There are likely two things at play here, explains study coauthor Amy Gorin, PhD, professor of psychological sciences at the University of Connecticut in Storrs. “You start eating healthier, so your spouse may be motivated to do so as well. Also, if you’re responsible for grocery shopping or cooking, you may bring healthier foods into the home, so they may lose weight by being surrounded by a healthier environment,” she says.

A study published in December 2013 in the journal Obesity suggested that weight loss can be “contagious” among groups. But the opposite may be true as well: Social influence can play a role in participation in athletic activities among young people, making obesity more likely within certain groups, a study published in January 2012 in the journal PLoS One suggested.

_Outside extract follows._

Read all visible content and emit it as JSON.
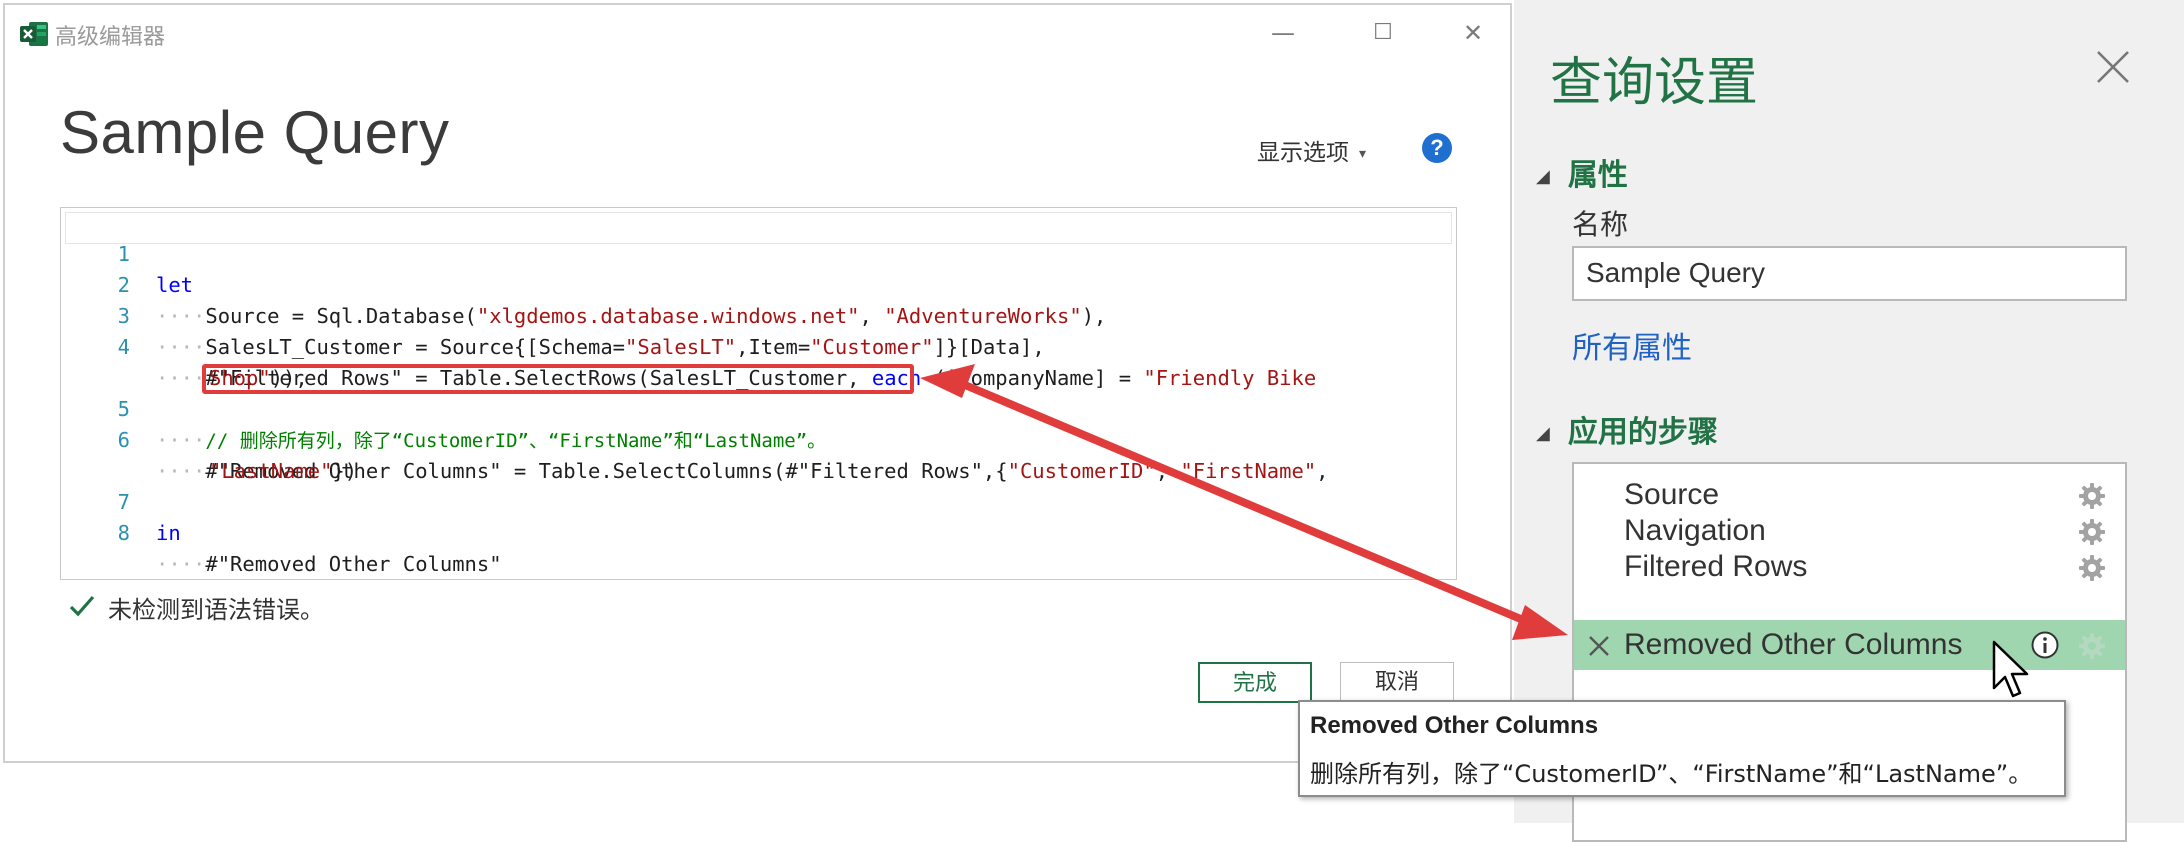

To put this principle into practice at home, make healthier changes in a subtler way, suggests McKittrick. That means no bragging about your discipline, which can be off-putting. “Buy healthy food, make tasty substitutes, like cauliflower rice or zucchini noodles with meat sauce, and find new, fun food products,” she says, adding that the emphasis should be on being healthy rather than “dieting.”

Bottom line: Even if your spouse isn’t on board with your new healthy lifestyle, it may not matter. “This study suggests that your spouse will likely benefit if you lose weight yourself,” says Gorin. “So, if you are concerned about your spouse’s weight, focusing on your own weight management might prompt your spouse to lose weight, too.”